[p2p-research] Earth's carrying capacity and Catton
Paul D. Fernhout
pdfernhout at kurtz-fernhout.com
Sun Aug 16 23:05:13 CEST 2009
Ryan Lanham wrote:
>> Photovoltaic (current from light) is highly problematic so far. It
>>> produces
>>> lots of waste plastics and requires many nasty chemicals. Plus the
>>> electronics burn out...some over longer times than others, but they burn
>>> out.
>>>
>> Oh, come one. Citations? Solar panels usually have twenty to thirty year
>> warranties, and seem to last even longer. In thirty years we'll likely have
>> all kinds of amazing material science -- maybe including nanotech
>> disassemblers.
>>
>
> It's a great question. What exactly are the waste products associated with
> solar...and how much carbon is used to make a panel?
>
> Whenever I ask these questions to the "green" solar manufacturers, I get
> blank stares or angry and factless retorts. I don't believe there is green
> active solar yet. Until someone shows that they have long mean-time
> between failures, low waste energy and carbon costs per Kw/h, and can be
> disposed of without major issues...I am skeptical of the whole industry.

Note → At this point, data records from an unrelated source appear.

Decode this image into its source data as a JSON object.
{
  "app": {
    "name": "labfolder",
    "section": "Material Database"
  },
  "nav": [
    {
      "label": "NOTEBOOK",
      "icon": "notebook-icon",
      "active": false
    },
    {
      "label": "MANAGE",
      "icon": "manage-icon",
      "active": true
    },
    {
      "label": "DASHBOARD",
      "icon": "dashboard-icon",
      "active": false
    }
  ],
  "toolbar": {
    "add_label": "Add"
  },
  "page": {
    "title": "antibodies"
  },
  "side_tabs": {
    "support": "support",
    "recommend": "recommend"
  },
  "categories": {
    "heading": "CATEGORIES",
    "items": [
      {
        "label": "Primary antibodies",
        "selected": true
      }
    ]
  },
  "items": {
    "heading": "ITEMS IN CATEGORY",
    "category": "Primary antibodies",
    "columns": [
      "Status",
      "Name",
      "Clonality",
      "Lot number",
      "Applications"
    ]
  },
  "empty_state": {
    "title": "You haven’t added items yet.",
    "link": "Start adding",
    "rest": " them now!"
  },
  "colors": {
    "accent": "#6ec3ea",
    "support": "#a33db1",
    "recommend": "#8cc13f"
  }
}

> For now, it is moot because the costs rule them out as serious contenders
> for wide scale use.
>
> That these are nasty to produce is not controversial. Cadmium and selenium
> (both nasty) are widely used. There are numerous patents and methods meant
> to rectify the problems. None are industry scale so far as I know.
And you are saying, that producing enough solar panels in the USA for
everyone is very much worse that producing the 250 million cars currently on
the road, in terms of pollution? Let alone all the asphalt cars run on?
(Ignoring the oil they burn and what that takes.)
You're grasping at straws here. Sure, there will be some pollution. Nothing
like what coal and oil or nuclear have.
Example from 2008:
"Dark Side of Solar Cells Brightens: A life cycle analysis proves that solar
cells are cleaner than conventional fossil fuel power generation"
http://www.scientificamerican.com/article.cfm?id=solar-cells-prove-cleaner-way-to-produce-power
"""
It takes power to make power—even with a solar grand plan. From the mining
of quartz sand to the coating with ethylene-vinyl acetate, manufacturing a
photovoltaic (PV) solar cell requires energy—most often derived from the
burning of fossil fuels. But a new analysis finds that even accounting for
all the energy and waste involved, PV power would cut air
pollution—including the greenhouse gases that cause climate change—by nearly
90 percent if it replaced fossil fuels.
Environmental engineer Vasilis Fthenakis, a senior scientist at
Brookhaven National Laboratory in Upton, N.Y., and his colleagues examined
the four most common types of PV cells: multicrystalline silicon,
monocrystalline silicon, ribbon silicon and thin-film. (Other contenders,
such as amorphous silicon or superefficient multijunction cells were
excluded for lack of data or lack of widespread application to date.) Even
taking into account the low efficiency of thin-film solar cells or the
energy needed to purify silicon for the other types of PV, all proved to
entail significantly fewer emissions in their entire life cycle than the
fossil fuels needed to produce an equivalent amount of electricity.
In fact, most of their dirty side derived from the indirect emissions of
the coal-burning power plants or other fossil fuels used to generate the
electricity for PV manufacturing facilities. ...
Even though thin-film solar PVs employ heavy metals such as cadmium
recovered from mining slimes, the overall toxic emissions are "90 to 300
times lower than those from coal power plants," the researchers write in
Environmental Science & Technology.
The energy benefits of solar photovoltaics will only improve as the
technology continues to boost its efficiency at converting sunlight to
electricity or proves to last longer than the 30 years anticipated by
manufacturers. "There is no reason for this not to last a lot more than 30
years," Fthenakis says.
If solar energy begins to power its own production—a so-called PV breeder
cycle, in which PV-generated electricity goes to produce more PV cells—the
outlook is even sunnier. "I think 30 percent of the energy consumption in
the [manufacturing] facilities is easily met from the land they have
available [on] the roof and in the parking lot," Fthenakis says. ...
"""
So, within a few years, even that fossil fuel use pollution will go away as
we use solar panels to make solar panels, and we will be left with 1% of
what we have now from coal.
Let me be frank. In *every* forum I have ever been in, for more that ten
years actively discussing these sorts of issues, there has been tremendous
resistance to solar power. Every single one. Yet all the facts are in
solar's favor, increasingly so, including the fact that solar is a more
inherently democratic technology.
Why is this? Follow the money is all I can say. Or, also, follow the power.